Monday, February 10, 2014

Relataively Speaking



Some useful words that I’ve never known about just showed up in a Facebook post.  They’re obsolete and archaic terms for family members that define their relationships much more precisely than modern English does.  You no longer have to stop and figure out how you’re related to Cousin Elmer or Aunt Elmira.  Think how useful these descriptions can be when you’re seating family members for Thanksgiving dinner or deciding whom to leave out of your will.  

Patruel is a child of a paternal uncle or aunt, or a child of your own brother. Instead the loosey-goosey terms “cousin” and “niece” or “nephew,” you can say “patruel” and be much more specific. It is from the Latin word patruus, “father’s brother,” and the Oxford English Dictionary has a citation of its use in 1603. 

You can also stipulate which kind of uncle or aunt you mean. Avuncle is a maternal uncle, the brother of your mother.  We have the word avuncular in modern English, which means “like an uncle (of any kind),” but its origin is the Latin avunculus, literally “little grandfather.” Avunculus, of course, is the root of uncle, which came to English through the French oncle.

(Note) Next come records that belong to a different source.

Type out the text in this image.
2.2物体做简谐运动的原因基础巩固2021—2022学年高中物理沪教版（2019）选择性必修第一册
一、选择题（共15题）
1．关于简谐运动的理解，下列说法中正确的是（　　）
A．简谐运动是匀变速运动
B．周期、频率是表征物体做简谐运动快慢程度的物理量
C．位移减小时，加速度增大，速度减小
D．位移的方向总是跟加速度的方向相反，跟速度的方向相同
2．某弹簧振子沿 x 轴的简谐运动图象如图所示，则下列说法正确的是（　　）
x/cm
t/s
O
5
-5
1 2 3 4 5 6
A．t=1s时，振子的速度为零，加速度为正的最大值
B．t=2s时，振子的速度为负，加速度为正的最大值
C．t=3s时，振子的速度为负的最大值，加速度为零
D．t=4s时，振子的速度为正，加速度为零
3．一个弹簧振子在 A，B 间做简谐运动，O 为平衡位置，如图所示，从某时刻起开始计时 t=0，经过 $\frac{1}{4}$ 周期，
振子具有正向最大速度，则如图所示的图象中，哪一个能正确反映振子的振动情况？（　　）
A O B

If you don’t like avuncle, eam is an Old English word that means the same— maternal uncle.  It stemmed from Old High German oheim via the Dutch oom.

A maternal aunt can be referred to as the Old English modrige, from Pro-Germanic mōdrijō.

Old English also had words for paternal uncle (fædera) and aunt (fadu), which are derived from Proto-Germanic fadurjô via Old High Gereman fataro.


 The Bard of Buffalo Bayou is nobody’s uncle and nobody’s aunt.  He’d like to think he was also nobody’s fool—but that’s hard to prove.  

 

     There once was a very sick uncle,
     With a badly infected carbuncle.
                The doc, at his appointment,
                Said, “Here’s two tubes of ointment—
     If the goo doesn’t cure you, the gunk’ll.